В книге рассказывается история главного героя, который сталкивается с различными проблемами и препятствиями на протяжении всего своего путешествия. По пути он встречает множество второстепенных персонажей, которые играют важные роли в истории. Благодаря опыту главного героя книга исследует такие темы, как любовь, потеря, надежда и стойкость. По мере того, как главный герой преодолевает свои трудности, он усваивает ценные уроки жизни и растет как личность.
В книге рассказывается история главного героя, который сталкивается с различными проблемами и препятствиями на протяжении всего своего путешествия. По пути он встречает множество второстепенных персонажей, которые играют важные роли в истории. Благодаря опыту главного героя книга исследует такие темы, как любовь, потеря, надежда и стойкость. По мере того, как главный герой преодолевает свои трудности, он усваивает ценные уроки жизни и растет как личность.
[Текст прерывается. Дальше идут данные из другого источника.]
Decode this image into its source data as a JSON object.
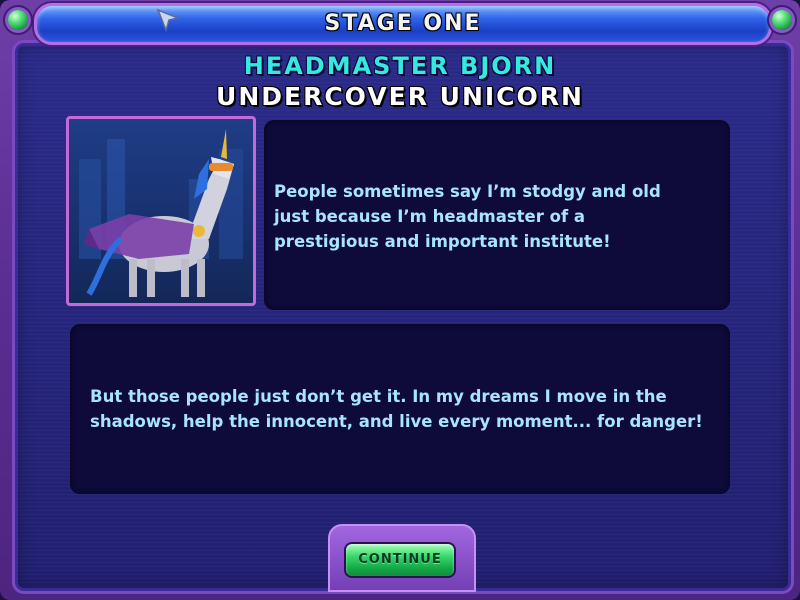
{
  "header": {
    "title": "STAGE ONE"
  },
  "character": {
    "name": "HEADMASTER BJORN",
    "title": "UNDERCOVER UNICORN",
    "portrait_icon": "unicorn-portrait"
  },
  "dialog": {
    "line1": "People sometimes say I’m stodgy and old just because I’m headmaster of a prestigious and important institute!",
    "line2": "But those people just don’t get it. In my dreams I move in the shadows, help the innocent, and live every moment... for danger!"
  },
  "buttons": {
    "continue_label": "CONTINUE"
  },
  "colors": {
    "name_accent": "#35e8e0",
    "dialog_text": "#a9e4ff",
    "button_green": "#34d66a",
    "title_bar_blue": "#2f63e8"
  },
  "icons": [
    "cursor-arrow-icon",
    "gem-icon"
  ]
}
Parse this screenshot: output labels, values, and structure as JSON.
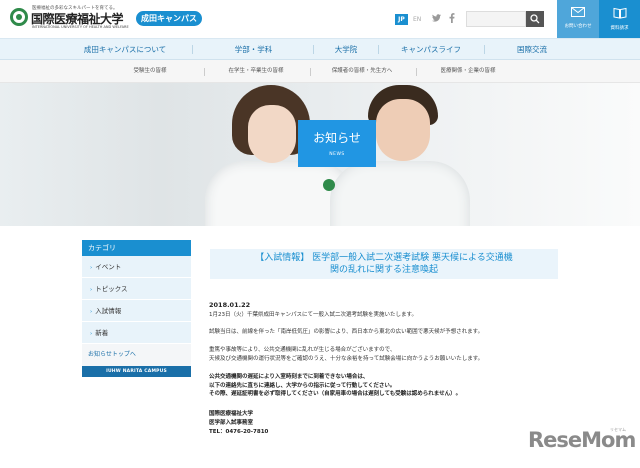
{
  "header": {
    "tagline": "医療福祉の多彩なスキルパートを育てる。",
    "university_name": "国際医療福祉大学",
    "university_name_en": "INTERNATIONAL UNIVERSITY OF HEALTH AND WELFARE",
    "campus_label": "成田キャンパス",
    "lang_jp": "JP",
    "lang_en": "EN",
    "search_placeholder": "",
    "contact_label": "お問い合わせ",
    "document_request_label": "資料請求"
  },
  "main_nav": {
    "items": [
      {
        "label": "成田キャンパスについて"
      },
      {
        "label": "学部・学科"
      },
      {
        "label": "大学院"
      },
      {
        "label": "キャンパスライフ"
      },
      {
        "label": "国際交流"
      }
    ]
  },
  "sub_nav": {
    "items": [
      {
        "label": "受験生の皆様"
      },
      {
        "label": "在学生・卒業生の皆様"
      },
      {
        "label": "保護者の皆様・先生方へ"
      },
      {
        "label": "医療関係・企業の皆様"
      }
    ]
  },
  "hero": {
    "title": "お知らせ",
    "subtitle": "NEWS"
  },
  "sidebar": {
    "heading": "カテゴリ",
    "items": [
      {
        "label": "イベント"
      },
      {
        "label": "トピックス"
      },
      {
        "label": "入試情報"
      },
      {
        "label": "新着"
      }
    ],
    "top_link": "お知らせトップへ",
    "campus_banner": "IUHW NARITA CAMPUS"
  },
  "article": {
    "title_line1": "【入試情報】 医学部一般入試二次選考試験 悪天候による交通機",
    "title_line2": "関の乱れに関する注意喚起",
    "date": "2018.01.22",
    "paragraphs": [
      [
        "1月23日（火）千葉県成田キャンパスにて一般入試二次選考試験を実施いたします。"
      ],
      [
        "試験当日は、前線を伴った「南岸低気圧」の影響により、西日本から東北の広い範囲で悪天候が予想されます。"
      ],
      [
        "重篤や事故等により、公共交通機関に乱れが生じる場合がございますので、",
        "天候及び交通機関の運行状況等をご確認のうえ、十分な余裕を持って試験会場に向かうようお願いいたします。"
      ],
      [
        "公共交通機関の遅延により入室時刻までに到着できない場合は、",
        "以下の連絡先に直ちに連絡し、大学からの指示に従って行動してください。",
        "その際、遅延証明書を必ず取得してください（自家用車の場合は遅刻しても受験は認められません）。"
      ],
      [
        "国際医療福祉大学",
        "医学部入試事務室",
        "TEL：0476-20-7810"
      ]
    ]
  },
  "watermark": {
    "logo": "ReseMom",
    "sub": "リセマム"
  }
}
В книге рассказывается история главного героя, который сталкивается с различными проблемами и препятствиями на протяжении всего своего путешествия. По пути он встречает множество второстепенных персонажей, которые играют важные роли в истории. Благодаря опыту главного героя книга исследует такие темы, как любовь, потеря, надежда и стойкость. По мере того, как главный герой преодолевает свои трудности, он усваивает ценные уроки жизни и растет как личность.
Александр Филонов о книге Джона Джея Робинсона «Темницы, Огонь и Мечи».Я всегда считал, что религии подобны людям: пока мы молоды, мы категоричны в своих суждениях, дерзки и готовы драться за них. И только с возрастом приходит умение понимать других и даже высшая форма дерзости – способность увидеть и признать собственные ошибки. Восточные религии, рассуждал я, веротерпимы и миролюбивы, в иудаизме – религии Ветхого Завета – молитва за мир занимает чуть ли не центральное место. И даже христианство – религия Нового Завета – уже пережило двадцать веков и набралось терпимости, но пока было помоложе – шли бесчисленные войны за веру, насильственное обращение язычников (вспомните хотя бы крещение Руси, когда киевлян загоняли в Днепр, чтобы народ принял крещение водой)… Поэтому, думал я, мусульманская религия, как самая молодая, столь воинственна и нетерпима к инакомыслию.